残りご飯に、適当なものを乗っけて食べます。今日は美容院を予約している日。美容師のUさんに「お母さん、最近どうですか」と尋ねると、みるみるうちに目が赤くなって、顔を覆って、やがてようやく絞り出して「実は、一週間前に、突然亡くなっちゃって」。胸がいっぱいになって、ふたりでしばらく震えるだけ。「急でしたね」「心筋梗塞で、ちょうど休みだったから、近所のひとから連絡あって慌てて駆けつけて。でも最期の顔とか(グスッ)」「潔い、潔よすぎますね(グスッ)。私も父の車椅子とか押したかったなって、今でも思います」「そう!いっぱい車椅子検索してた。でも買わなくてよかった、あは」どうやらUママがパーキンソン病の診断をもらったので、施設探しやら、車椅子探しやらしていたそう。
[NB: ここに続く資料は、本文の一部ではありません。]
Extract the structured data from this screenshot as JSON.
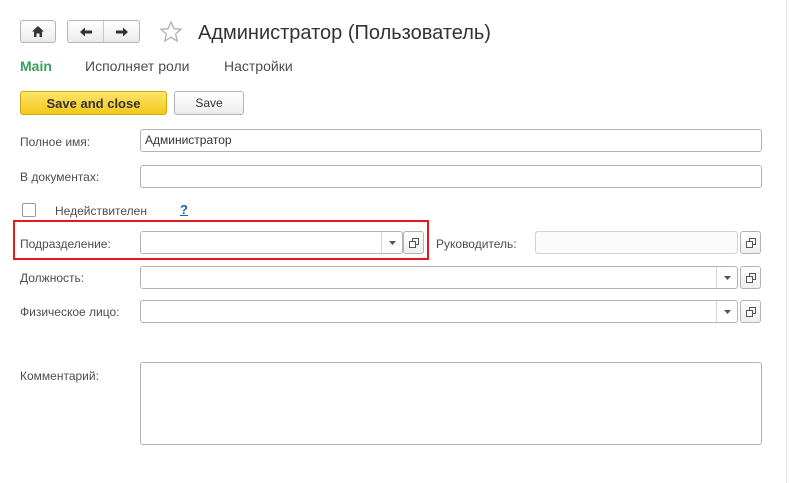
{
  "window": {
    "title": "Администратор (Пользователь)"
  },
  "nav": {
    "home_icon": "home-icon",
    "back_icon": "arrow-left-icon",
    "forward_icon": "arrow-right-icon",
    "favorite_icon": "star-icon"
  },
  "tabs": [
    {
      "label": "Main",
      "active": true
    },
    {
      "label": "Исполняет роли",
      "active": false
    },
    {
      "label": "Настройки",
      "active": false
    }
  ],
  "toolbar": {
    "save_close_label": "Save and close",
    "save_label": "Save"
  },
  "form": {
    "full_name": {
      "label": "Полное имя:",
      "value": "Администратор"
    },
    "in_documents": {
      "label": "В документах:",
      "value": ""
    },
    "invalid": {
      "label": "Недействителен",
      "checked": false,
      "help": "?"
    },
    "department": {
      "label": "Подразделение:",
      "value": ""
    },
    "manager": {
      "label": "Руководитель:",
      "value": ""
    },
    "position": {
      "label": "Должность:",
      "value": ""
    },
    "individual": {
      "label": "Физическое лицо:",
      "value": ""
    },
    "comment": {
      "label": "Комментарий:",
      "value": ""
    }
  },
  "colors": {
    "accent_tab": "#3a9f59",
    "primary_button": "#f3c81b",
    "highlight": "#e11b1b",
    "help_link": "#1f5fbf"
  }
}
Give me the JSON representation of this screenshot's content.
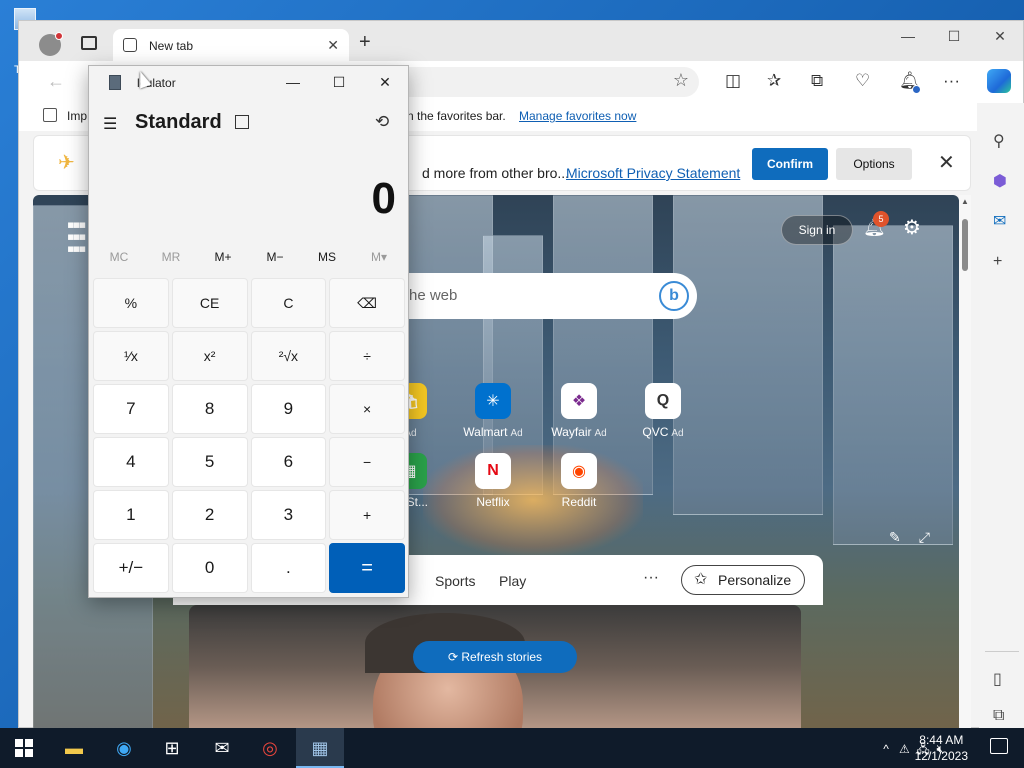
{
  "desktop": {
    "icon_label": "Th"
  },
  "edge": {
    "tab_title": "New tab",
    "tab_close": "✕",
    "new_tab": "+",
    "window_controls": [
      "—",
      "☐",
      "✕"
    ],
    "back": "←",
    "favbar": {
      "import_label": "Imp",
      "tail_text": "n the favorites bar.",
      "manage_link": "Manage favorites now"
    },
    "notice": {
      "text": "d more from other bro...",
      "link": "Microsoft Privacy Statement",
      "confirm": "Confirm",
      "options": "Options",
      "close": "✕"
    },
    "ntp": {
      "signin": "Sign in",
      "notification_count": "5",
      "search_placeholder": "he web",
      "tiles": [
        {
          "name": "",
          "ad": "Ad",
          "icon": "shopping-bag-icon"
        },
        {
          "name": "Walmart",
          "ad": "Ad",
          "icon": "walmart-icon"
        },
        {
          "name": "Wayfair",
          "ad": "Ad",
          "icon": "wayfair-icon"
        },
        {
          "name": "QVC",
          "ad": "Ad",
          "icon": "qvc-icon"
        },
        {
          "name": "oft St...",
          "ad": "",
          "icon": "store-icon"
        },
        {
          "name": "Netflix",
          "ad": "",
          "icon": "netflix-icon"
        },
        {
          "name": "Reddit",
          "ad": "",
          "icon": "reddit-icon"
        }
      ],
      "feed_tabs": [
        "Sports",
        "Play"
      ],
      "more": "···",
      "personalize": "Personalize",
      "refresh": "Refresh stories"
    }
  },
  "calculator": {
    "title": "Calculator",
    "visible_title": "lculator",
    "mode": "Standard",
    "display": "0",
    "memory": [
      {
        "label": "MC",
        "enabled": false
      },
      {
        "label": "MR",
        "enabled": false
      },
      {
        "label": "M+",
        "enabled": true
      },
      {
        "label": "M−",
        "enabled": true
      },
      {
        "label": "MS",
        "enabled": true
      },
      {
        "label": "M▾",
        "enabled": false
      }
    ],
    "keys": [
      "%",
      "CE",
      "C",
      "⌫",
      "¹⁄x",
      "x²",
      "²√x",
      "÷",
      "7",
      "8",
      "9",
      "×",
      "4",
      "5",
      "6",
      "−",
      "1",
      "2",
      "3",
      "+",
      "+/−",
      "0",
      ".",
      "="
    ]
  },
  "taskbar": {
    "time": "8:44 AM",
    "date": "12/1/2023",
    "apps": [
      "file-explorer-icon",
      "edge-icon",
      "store-icon",
      "mail-icon",
      "chrome-icon",
      "calculator-icon"
    ]
  },
  "colors": {
    "accent": "#0f6cbd",
    "calc_equals": "#005fb8",
    "taskbar": "#0f1b2a"
  }
}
「まだまだ全然だめ。やっぱり泣いちゃう」「そうですよ、まだ一週間ですもん。Uさん、とうとうみなしごハッチになりましたね」「父が亡くなったときはまだ子供だったから全然だったけど、母はもう、だめ」「そうか。親が亡くなったらおかしくなりますよね」「そうなの、こないだ、早速ドトールでお会計忘れて」「ですよね」「お母さんに、電話してあげて」

私の頭は甘栗のようにカットされて、自由が丘駅へ行きます。夏用の洋服を3枚買って、電車に乗って帰ります。

録画しておいた、ごはんに関する番組を観て、全部白髪になったらこんな髪型にしようかななどと考えたりします。

晩ごはんは、炒めておいた豚肉と、茹でておいた豆もやしで、豚と豆もやしの炒め物です。

母に電話してみます。今日もたっぷり20分の会話。切り終えても、すぐさまメールが来て「やるときはやるオバアです!トイレットペーパーのホルダーを付け替えました!上に乗っているのは、ガチャガチャで取ったものです」とのこと。すごいね!と返信します。